Former mosque in Nakhchivan, Azerbaijan

The Juma Mosque of Nakhchivan (Naxçıvan Cümə Məscdi), also known as the Friday Mosque of Nakhchivan, is a former mosque and one of the monumental constructions of the Atabegs’ Architectural Complex in Nakhchivan, Azerbaijan. The architectural monument was demolished in the 20th century is documented in images and photos from the 19th century.

== Overview ==
Like the Marand and Urmia mosques, there were two lancet arches in walls of the Friday Mosque in Nakhchivan, although the southern wall of its cubic trunk was covered with a cupola. This shows that a new local type of mosque was created and developed in the centre of Azerbaijan in the 12th century. According to photo documents, all three sides of the masqura of the mosque were surrounded with columns. But there is no information about their appearance.

According to V. A. Engelguard:
| "This Turkish mosque is a great construction with arches made of ashlar and there are many ornaments in its interior. One section of the building has already been destroyed and the remainder is in danger of demolition. There is a door with a minaret at about 50 sajens (approximately 107 m) from the mosque. There were supporting buildings in the area between the mosque and the door, but these are no longer present. It can be seen that the door belongs to a tower (Momine Khatun Mausoleum) which is not far from it." |

It can therefore be considered that the arch with two minarets is connected to the Friday mosque with cells and a columned gallery and it is opened to the yard of the mosque. From historical sources, it is known that there was a madrasa in the Atabegs’ Architectural complex. There is no doubt that this madrasa had a direct connection with the Friday Mosque. It is considered that the arch with two minarets was the arch of the yard where are collected religious constructions of the Atabegs’ complex.
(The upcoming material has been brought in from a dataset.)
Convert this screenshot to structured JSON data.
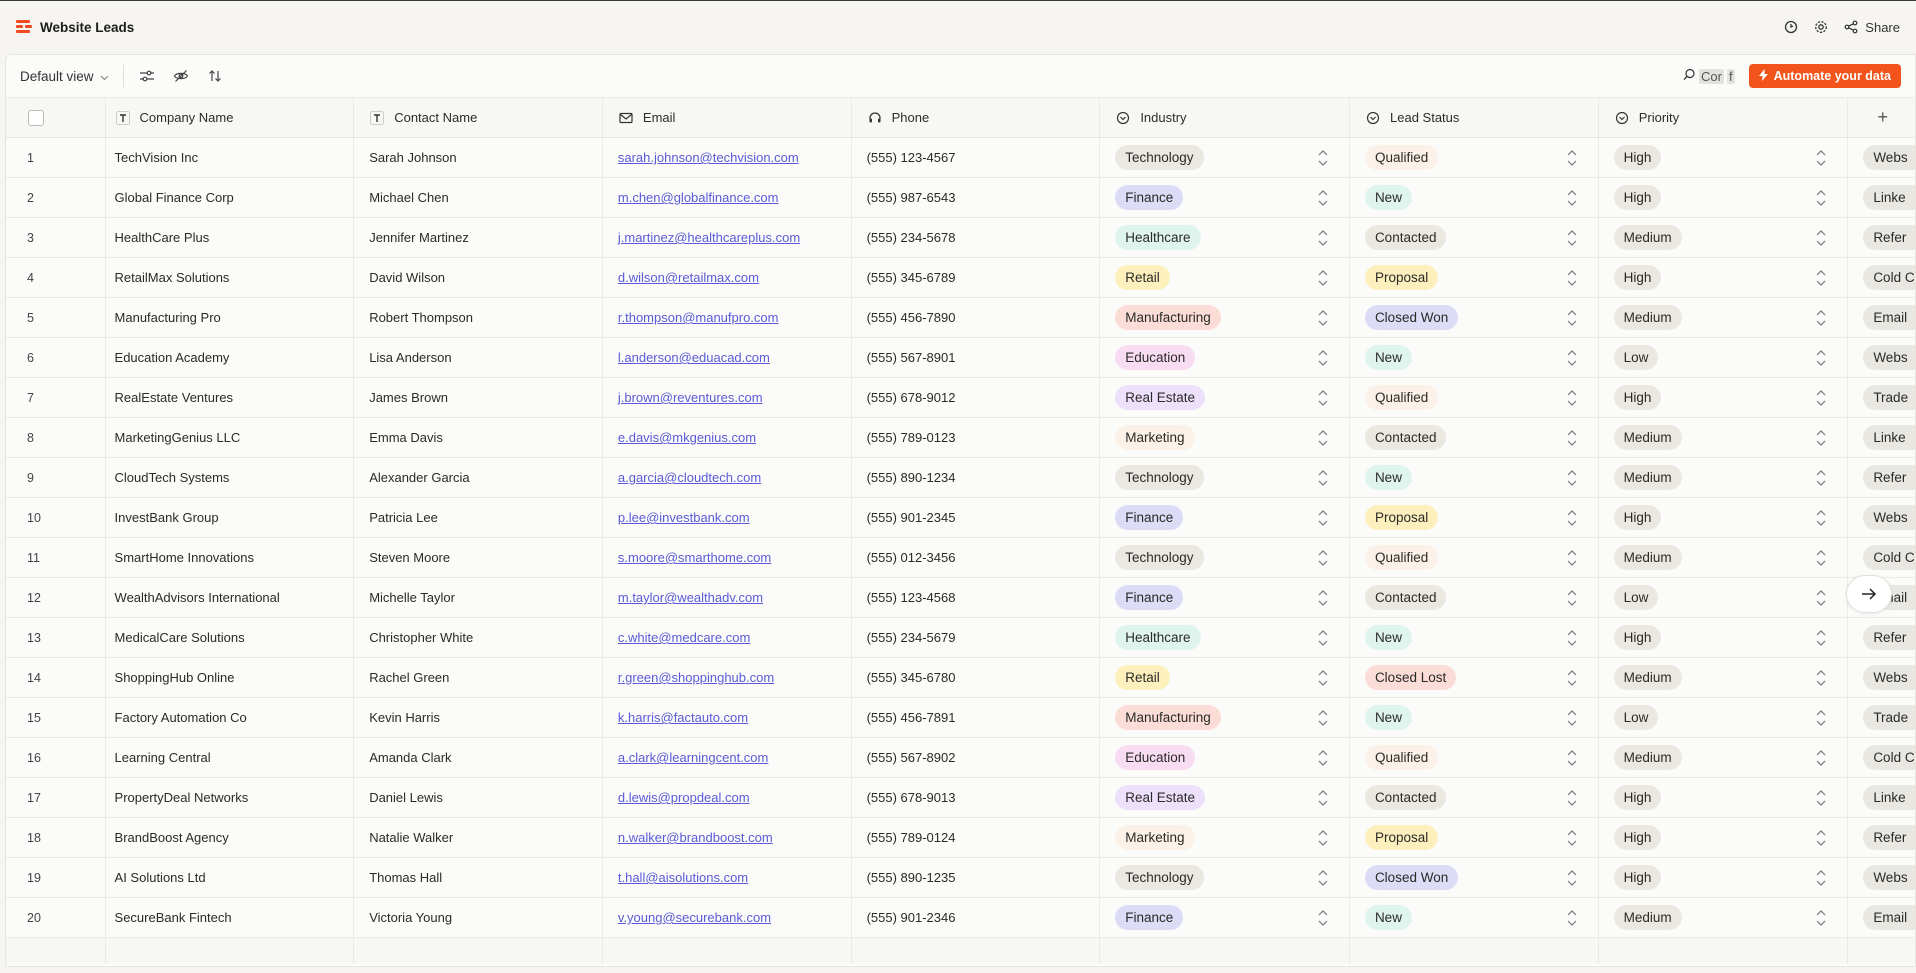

If the first constructions of the Atabegs’ Complex were the palace and divan, then the last construction was the arch which has been documented only in photos. N. Khanikov, a scientist of Oriental Studies saw this arch in the 19th century and from a ligature located on its door read that "It was ordered to construct the mosque in 1187, by amir Nureddin – leader of the cavalry and tax collector of the Atabeys’ state of Azerbaijan". That ligature was finished with "Ajami Nakhchivani’s work" words. The great entrance arch was surrounded with short and tall arches and there were minarets with cylindrical trunks at the edges of proportional formed arch covered with ligature boom. This monument of Nakhchivan which has one of the first arches in such a shape is evidence of the highest level achieved by the Azerbaijani religious architecture of the mid-11th and 12th centuries. Such a composition of the arch became the main architectural method in a lot of Islamic countries in the next centuries.